Во всем виноват Гоголь
Шрифт:
«Да, подумал Чичиков, — у этого губа не дура».
— Вы, я вижу, и, правда, Стрелец? — наконец спросил Чичиков.
— Стрелец я, и я неплохо владею всеми ви…
— Это недурно, — хмуро оборвал его Чичиков. — А то я с Козерогами, а в особенности с Водолеями принципиально не работаю, но вас, любезный, знаю больше, чем вы думаете. Так зарубите себе на носу: «Если уже выбрана цель, уж нужно идти напролом».И если я открылся, то для вас теперь обратная дорога завалена, — сообщил он с нескрываемой угрозой в голосе, нехорошо улыбнулся и подытожил: — Я уже отвык от нефильтрованного базара и в молоко не стреляю. Для меня если козыри те же, то и дураки те же. В итоге только полный ажур! Я не выдумал вам про танки. Здесь может быть и последняя модель «Калины»,
Афанасию Петровичу сделалось несколько не по себе.
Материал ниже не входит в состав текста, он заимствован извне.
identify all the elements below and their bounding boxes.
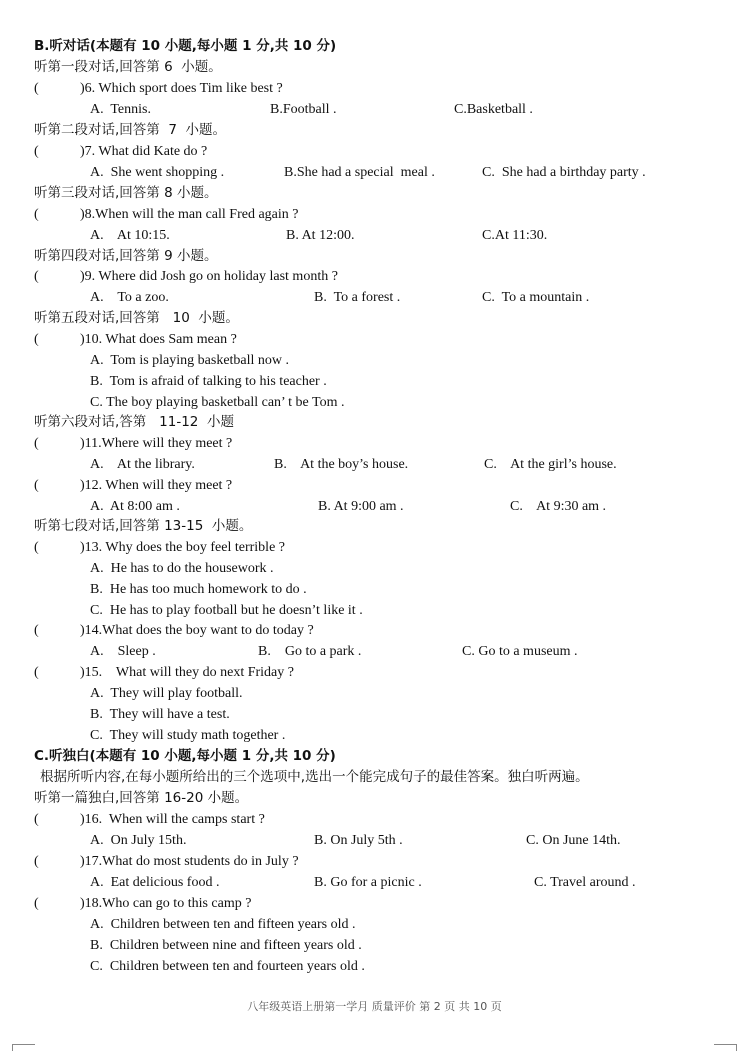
question-text: )16. When will the camps start ? xyxy=(80,812,265,827)
question-text: )11.Where will they meet ? xyxy=(80,436,233,451)
question-6 xyxy=(0,78,749,99)
question-18-option-c xyxy=(0,956,749,977)
question-10-option-c xyxy=(0,392,749,413)
option-b: B. At the boy’s house. xyxy=(274,457,409,472)
answer-paren: ( xyxy=(34,812,39,827)
question-18-option-a xyxy=(0,914,749,935)
question-10-option-a xyxy=(0,350,749,371)
question-9-options xyxy=(0,287,749,308)
question-15-option-a xyxy=(0,683,749,704)
dialogue-6-instruction xyxy=(0,412,749,433)
section-c-instruction xyxy=(0,767,749,788)
option-b: B.Football . xyxy=(270,102,337,117)
question-7-options xyxy=(0,162,749,183)
page-footer: 八年级英语上册第一学月 质量评价 第 2 页 共 10 页 xyxy=(247,1000,502,1013)
option-c: C. On June 14th. xyxy=(526,833,621,848)
question-11-options xyxy=(0,454,749,475)
option-c: C. Children between ten and fourteen years old . xyxy=(90,959,365,974)
question-text: )8.When will the man call Fred again ? xyxy=(80,207,299,222)
option-b: B. At 12:00. xyxy=(286,228,355,243)
instruction-text: 听第二段对话,回答第 7 小题。 xyxy=(34,122,227,138)
option-c: C. To a mountain . xyxy=(482,290,590,305)
question-17-options xyxy=(0,872,749,893)
section-c-heading xyxy=(0,746,749,767)
dialogue-5-instruction xyxy=(0,308,749,329)
answer-paren: ( xyxy=(34,332,39,347)
option-b: B.She had a special meal . xyxy=(284,165,435,180)
crop-mark-left xyxy=(12,1044,35,1051)
option-c: C.Basketball . xyxy=(454,102,533,117)
dialogue-1-instruction xyxy=(0,57,749,78)
answer-paren: ( xyxy=(34,478,39,493)
option-a: A. To a zoo. xyxy=(90,290,169,305)
answer-paren: ( xyxy=(34,144,39,159)
question-text: )10. What does Sam mean ? xyxy=(80,332,237,347)
question-text: )14.What does the boy want to do today ? xyxy=(80,623,314,638)
question-15-option-c xyxy=(0,725,749,746)
question-13-option-c xyxy=(0,600,749,621)
question-18-option-b xyxy=(0,935,749,956)
option-c: C. At 9:30 am . xyxy=(510,499,607,514)
answer-paren: ( xyxy=(34,665,39,680)
option-a: A. Children between ten and fifteen years old . xyxy=(90,917,356,932)
answer-paren: ( xyxy=(34,436,39,451)
question-14-options xyxy=(0,641,749,662)
question-8 xyxy=(0,204,749,225)
question-text: )13. Why does the boy feel terrible ? xyxy=(80,540,286,555)
instruction-text: 听第一段对话,回答第 6 小题。 xyxy=(34,59,222,75)
monologue-1-instruction xyxy=(0,788,749,809)
section-c-heading-text: C.听独白(本题有 10 小题,每小题 1 分,共 10 分) xyxy=(34,748,336,764)
option-a: A. They will play football. xyxy=(90,686,243,701)
option-a: A. At the library. xyxy=(90,457,195,472)
question-15-option-b xyxy=(0,704,749,725)
question-6-options xyxy=(0,99,749,120)
question-8-options xyxy=(0,225,749,246)
question-18 xyxy=(0,893,749,914)
answer-paren: ( xyxy=(34,540,39,555)
option-a: A. At 8:00 am . xyxy=(90,499,180,514)
option-c: C. At the girl’s house. xyxy=(484,457,617,472)
instruction-text: 听第七段对话,回答第 13-15 小题。 xyxy=(34,518,253,534)
question-10-option-b xyxy=(0,371,749,392)
question-16 xyxy=(0,809,749,830)
option-b: B. He has too much homework to do . xyxy=(90,582,307,597)
dialogue-7-instruction xyxy=(0,516,749,537)
answer-paren: ( xyxy=(34,269,39,284)
option-a: A. Eat delicious food . xyxy=(90,875,220,890)
section-b-heading xyxy=(0,36,749,57)
question-10 xyxy=(0,329,749,350)
crop-mark-right xyxy=(714,1044,737,1051)
instruction-text: 听第六段对话,答第 11-12 小题 xyxy=(34,414,234,430)
question-7 xyxy=(0,141,749,162)
option-b: B. On July 5th . xyxy=(314,833,403,848)
option-c: C. He has to play football but he doesn’t like it . xyxy=(90,603,363,618)
option-c: C. The boy playing basketball can’ t be Tom . xyxy=(90,395,345,410)
option-a: A. On July 15th. xyxy=(90,833,187,848)
option-b: B. Go for a picnic . xyxy=(314,875,422,890)
question-11 xyxy=(0,433,749,454)
question-text: )6. Which sport does Tim like best ? xyxy=(80,81,283,96)
answer-paren: ( xyxy=(34,896,39,911)
instruction-text: 听第三段对话,回答第 8 小题。 xyxy=(34,185,218,201)
question-text: )9. Where did Josh go on holiday last month ? xyxy=(80,269,338,284)
option-c: C.At 11:30. xyxy=(482,228,548,243)
option-c: C. Travel around . xyxy=(534,875,636,890)
option-b: B. Tom is afraid of talking to his teacher . xyxy=(90,374,327,389)
question-12-options xyxy=(0,496,749,517)
option-c: C. She had a birthday party . xyxy=(482,165,646,180)
option-a: A. Tom is playing basketball now . xyxy=(90,353,290,368)
option-a: A. She went shopping . xyxy=(90,165,225,180)
instruction-text: 听第一篇独白,回答第 16-20 小题。 xyxy=(34,790,249,806)
question-13-option-b xyxy=(0,579,749,600)
option-a: A. Sleep . xyxy=(90,644,156,659)
answer-paren: ( xyxy=(34,81,39,96)
question-text: )17.What do most students do in July ? xyxy=(80,854,299,869)
option-b: B. They will have a test. xyxy=(90,707,230,722)
dialogue-3-instruction xyxy=(0,183,749,204)
question-13-option-a xyxy=(0,558,749,579)
question-16-options xyxy=(0,830,749,851)
instruction-text: 听第四段对话,回答第 9 小题。 xyxy=(34,248,218,264)
option-b: B. Children between nine and fifteen years old . xyxy=(90,938,362,953)
option-b: B. To a forest . xyxy=(314,290,401,305)
question-text: )15. What will they do next Friday ? xyxy=(80,665,294,680)
option-b: B. Go to a park . xyxy=(258,644,362,659)
question-12 xyxy=(0,475,749,496)
question-text: )12. When will they meet ? xyxy=(80,478,233,493)
instruction-text: 听第五段对话,回答第 10 小题。 xyxy=(34,310,239,326)
question-text: )18.Who can go to this camp ? xyxy=(80,896,252,911)
section-b-heading-text: B.听对话(本题有 10 小题,每小题 1 分,共 10 分) xyxy=(34,38,337,54)
option-c: C. Go to a museum . xyxy=(462,644,578,659)
question-17 xyxy=(0,851,749,872)
option-b: B. At 9:00 am . xyxy=(318,499,404,514)
option-a: A. At 10:15. xyxy=(90,228,170,243)
option-a: A. He has to do the housework . xyxy=(90,561,274,576)
question-9 xyxy=(0,266,749,287)
option-a: A. Tennis. xyxy=(90,102,151,117)
question-14 xyxy=(0,620,749,641)
answer-paren: ( xyxy=(34,623,39,638)
option-c: C. They will study math together . xyxy=(90,728,286,743)
question-15 xyxy=(0,662,749,683)
answer-paren: ( xyxy=(34,854,39,869)
dialogue-4-instruction xyxy=(0,246,749,267)
answer-paren: ( xyxy=(34,207,39,222)
question-text: )7. What did Kate do ? xyxy=(80,144,208,159)
question-13 xyxy=(0,537,749,558)
dialogue-2-instruction xyxy=(0,120,749,141)
instruction-text: 根据所听内容,在每小题所给出的三个选项中,选出一个能完成句子的最佳答案。独白听两遍。 xyxy=(40,769,589,785)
Показалось, что Чичиков некоторые слова произнёс, будучи уже абсолютно не в себе, а в совершенно другом человеке. Правда, затем Чичиков снова в себя вернулся и стал таким же спокойным, вежливым, элегантным и внимательным господином, каким представлялся ему ранее…
Глава XI
Каланча поручика Ржевского
Накопившаяся в годы вынужденного бездействия энергия потребовала от Бронькина немедленного выхода, и он заговорил так, что остановить его уже было никак невозможно: — Ну тогда, Павел Иванович, как говорится, как говорится, Наполеона вспомним, — неожиданно смело встрепенулся Бронькин, пренебрегая холодящими душу угрозами Чичикова. — Наполеон всегда жил грядущим, чтоб не отвлекаться на кусачих блох в дне нынешнем. Светом душа моя возгорелась после слов ваших, господин Чичиков. Аки ангелы, ухватив ваше фио на слух, над «Хайкомбанком» братьев Хайгуллиных в небе пропели, хотя дело мыслится здесь такое, что и сам бес лишним не будет. Озвучу вам главные мысли, от души исходящие, а там и другие идеи приложатся.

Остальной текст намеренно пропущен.